Answer the following about specially-designed orchestral instruments, for 10 points each.
[10e] Bruckner’s late symphonies use a “tuba” that this composer designed to bridge an acoustic gap between the French horns and trombones. Bruckner first heard this composer’s tuba in its debut at the first Bayreuth festival.
ANSWER: Richard Wagner [or Wilhelm Richard Wagner] (Wagner commissioned the Wagner tuba for his Ring Cycle.)
[10h] Charles Gounod’s St. Cecilia Mass is the only piece that calls for this instrument invented by Jean-Baptiste Vuillaume (“v’wee-YOHM”). The Montreal Symphony is the only ensemble that owns one of these instruments, which are lever-operated due to their size.

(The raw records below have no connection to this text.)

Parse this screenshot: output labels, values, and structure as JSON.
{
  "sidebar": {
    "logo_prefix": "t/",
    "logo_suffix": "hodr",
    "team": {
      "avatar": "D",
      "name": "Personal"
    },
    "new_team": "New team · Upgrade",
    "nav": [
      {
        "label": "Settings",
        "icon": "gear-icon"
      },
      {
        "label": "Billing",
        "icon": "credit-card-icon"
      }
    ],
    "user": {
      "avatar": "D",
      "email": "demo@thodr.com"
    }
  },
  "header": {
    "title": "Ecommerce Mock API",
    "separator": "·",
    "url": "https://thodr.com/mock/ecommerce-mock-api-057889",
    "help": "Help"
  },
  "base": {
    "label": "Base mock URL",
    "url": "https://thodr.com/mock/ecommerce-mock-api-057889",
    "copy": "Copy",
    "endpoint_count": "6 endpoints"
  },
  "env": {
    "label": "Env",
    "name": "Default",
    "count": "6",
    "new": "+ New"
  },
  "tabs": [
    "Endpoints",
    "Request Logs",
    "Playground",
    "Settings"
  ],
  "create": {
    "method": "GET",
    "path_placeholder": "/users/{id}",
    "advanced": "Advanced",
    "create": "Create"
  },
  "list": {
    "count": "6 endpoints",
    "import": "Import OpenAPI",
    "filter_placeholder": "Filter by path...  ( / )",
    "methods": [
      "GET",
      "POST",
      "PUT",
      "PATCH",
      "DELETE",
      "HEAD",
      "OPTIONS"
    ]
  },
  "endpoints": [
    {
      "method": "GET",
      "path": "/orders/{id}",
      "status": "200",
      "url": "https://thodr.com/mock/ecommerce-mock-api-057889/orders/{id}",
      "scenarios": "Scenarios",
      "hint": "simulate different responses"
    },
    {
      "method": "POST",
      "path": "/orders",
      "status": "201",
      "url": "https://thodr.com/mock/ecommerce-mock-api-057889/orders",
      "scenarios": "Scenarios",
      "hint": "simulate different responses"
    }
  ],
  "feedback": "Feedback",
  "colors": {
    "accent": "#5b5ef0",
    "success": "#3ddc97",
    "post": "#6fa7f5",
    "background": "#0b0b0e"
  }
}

ANSWER: octobass [or octobasse]
[10m] Many performances of this piece use a custom bass trombone with a second slide to play a B–F glissando in its fourth movement. A third bassoon adds a running countermelody to the recapitulation of an earlier movement in this piece that is based on Croatian part-singing.
ANSWER: Béla Bartók’s Concerto for Orchestra (Bartók wrote that bass trombone part for an F bass trombone. Modern-day bass trombonists play B-flat bass trombones, on which that glissando is unplayable.)